Cientistas identificam órbitas elípticas em sistemas binários extremos. Pesquisadores descobriram que pares compostos por buracos negros e estrelas de nêutrons podem se aproximar em trajetórias elípticas, e não apenas circulares, antes de colidirem. Essa constatação desafia os modelos tradicionais de formação desses sistemas binários e sugere que suas origens podem ser mais diversas do que se acreditava.

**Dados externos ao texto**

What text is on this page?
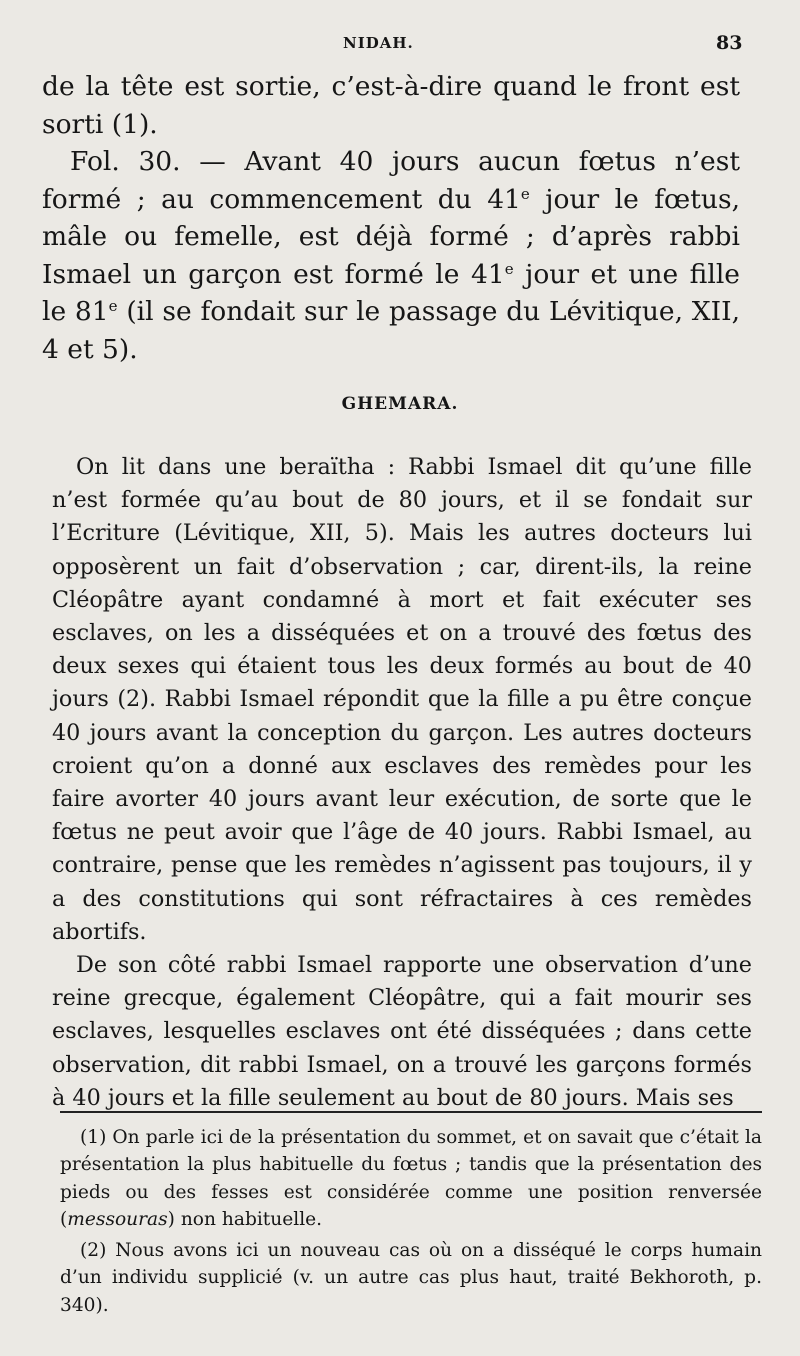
NIDAH.	83

de la tête est sortie, c’est-à-dire quand le front est sorti (1).

Fol. 30. — Avant 40 jours aucun fœtus n’est formé ; au commencement du 41e jour le fœtus, mâle ou femelle, est déjà formé ; d’après rabbi Ismael un garçon est formé le 41e jour et une fille le 81e (il se fondait sur le passage du Lévitique, XII, 4 et 5).

GHEMARA.

On lit dans une beraïtha : Rabbi Ismael dit qu’une fille n’est formée qu’au bout de 80 jours, et il se fondait sur l’Ecriture (Lévitique, XII, 5). Mais les autres docteurs lui opposèrent un fait d’observation ; car, dirent-ils, la reine Cléopâtre ayant condamné à mort et fait exécuter ses esclaves, on les a disséquées et on a trouvé des fœtus des deux sexes qui étaient tous les deux formés au bout de 40 jours (2). Rabbi Ismael répondit que la fille a pu être conçue 40 jours avant la conception du garçon. Les autres docteurs croient qu’on a donné aux esclaves des remèdes pour les faire avorter 40 jours avant leur exécution, de sorte que le fœtus ne peut avoir que l’âge de 40 jours. Rabbi Ismael, au contraire, pense que les remèdes n’agissent pas toujours, il y a des constitutions qui sont réfractaires à ces remèdes abortifs.

De son côté rabbi Ismael rapporte une observation d’une reine grecque, également Cléopâtre, qui a fait mourir ses esclaves, lesquelles esclaves ont été disséquées ; dans cette observation, dit rabbi Ismael, on a trouvé les garçons formés à 40 jours et la fille seulement au bout de 80 jours. Mais ses

(1) On parle ici de la présentation du sommet, et on savait que c’était la présentation la plus habituelle du fœtus ; tandis que la présentation des pieds ou des fesses est considérée comme une position renversée (messouras) non habituelle.

(2) Nous avons ici un nouveau cas où on a disséqué le corps humain d’un individu supplicié (v. un autre cas plus haut, traité Bekhoroth, p. 340).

A descoberta foi feita a partir da análise das ondas gravitacionais emitidas pela fusão GW200105, registrada pelo Observatório de Ondas Gravitacionais por Interferômetro Laser (LIGO) e pelo interferômetro Virgo. O evento ocorreu há cerca de 910 milhões de anos-luz da Terra e resultou em um buraco negro final com aproximadamente 13 massas solares.
O estudo amplia o entendimento sobre a dinâmica desses sistemas extremos e pode influenciar futuras pesquisas sobre a evolução de buracos negros e estrelas de nêutrons.